Outro episódio interessante foram as declarações da Diretora-geral sobre a suposta declaração de cerca sanitária no Porto, que estaria em avaliação, para ser desmentida logo de seguida, após a enérgica reação do respetivo Presidente do Município. Também a compra de ventiladores tem sido um processo complexo e tortuoso. Desconfio que nem o Ministério da Saúde sabe, ao certo, porque não foi cumprida a data de entrega dos 500 aparelhos que já deveriam estar a postos no SNS.

Curiosa, também, a confusão criada à volta dos dados diários para o boletim epidemiológico e respetiva cedência às autarquias, desta feita protagonizado pela Ministra Temido. Aquela que não se entendia com a Ordem dos Médicos, nem com a Ordem dos Enfermeiros contra quem emitiu, aliás, uma ordem de sindicância, nem com os grupos privados que operam no sector e que ponderaram requisitar. Pena que não tenha sido tão célere na aquisição de luvas e gel desinfetante para a primeira linha, bem como na contenção do preço do álcool.

A não cedência dos dados da pandemia à academia é outra questão obscura. Não se entende esta renitência em não divulgar os dados aos cientistas que apelam à sua disponibilização, de forma a poder contribuir para a rápida eliminação da doença ou, pelo menos, para um conhecimento eficaz do seu comportamento.  

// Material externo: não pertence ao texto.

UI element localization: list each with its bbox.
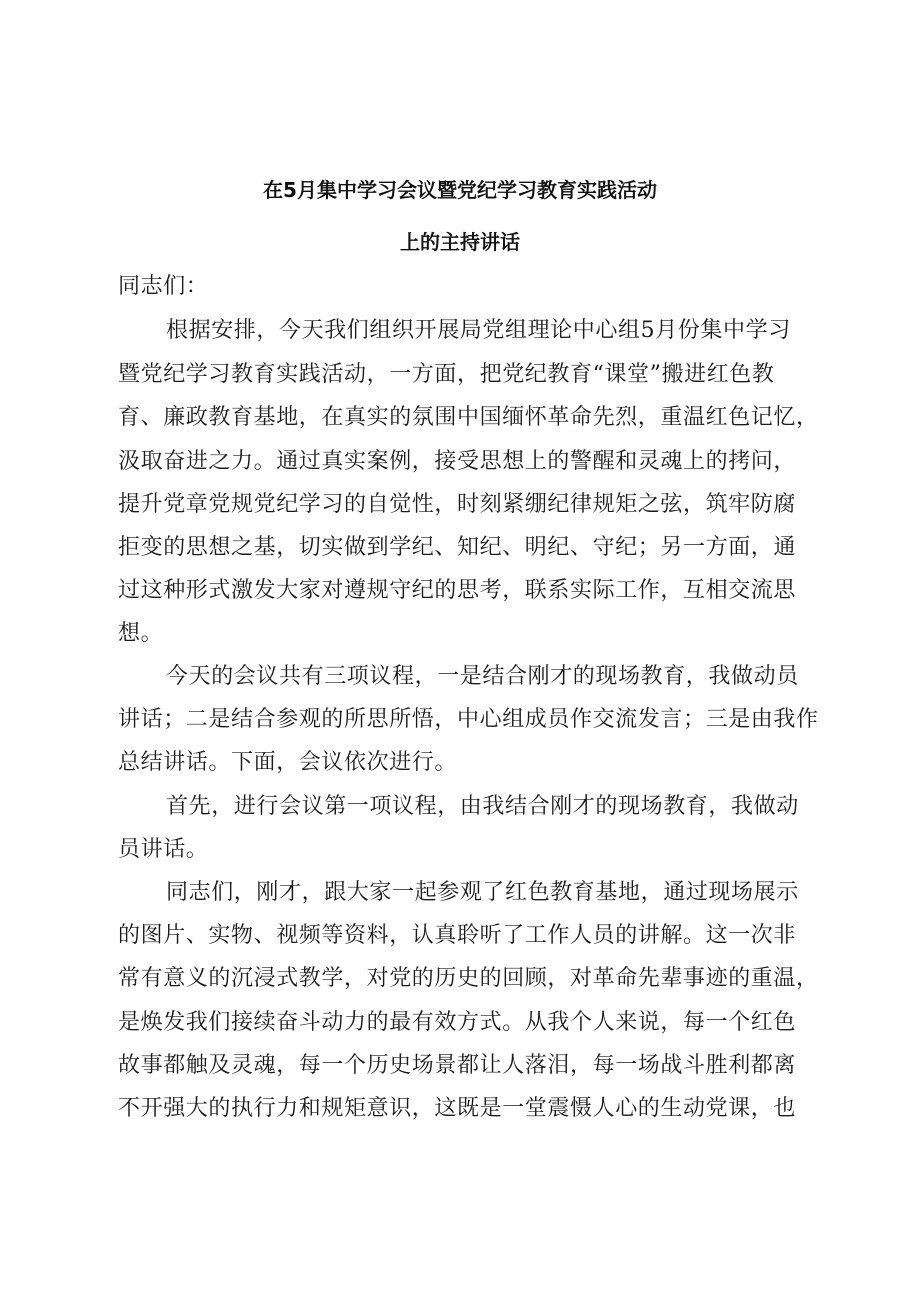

Sabemos que lidamos com um vírus novo, responsável por uma pandemia mundial de contornos ainda desconhecidos. Sabemos que os intervenientes governamentais terão estado imbuídos de boa-fé ao longo deste processo. Mas também sabemos que esta pandemia deixou transparecer a imensa fragilidade de um SNS alvo de desinvestimento público nos últimos anos, a total inoperância e inexperiência de uma Diretora-geral que ao desvalorizar a situação permitiu o contágio de centenas de profissionais de saúde e negligenciou totalmente o uso de máscara como forma de impedir o contágio, apenas porque sabia que o mercado português não dispunha da quantidade suficiente para satisfazer a procura. Admitimos que inicialmente a Diretora-geral não estivesse na posse de toda a informação sobre o vírus; admitimos o dinamismo destes processos, desconhecidos e evolutivos. Mas ser incapaz de antecipar o óbvio quando todos os alertas eram conhecidos e públicos, já é incúria.

Sabemos, por isso, que um dia destes o governo terá de prestar contas pelas suas fragilidades porque a pandemia não durará para sempre.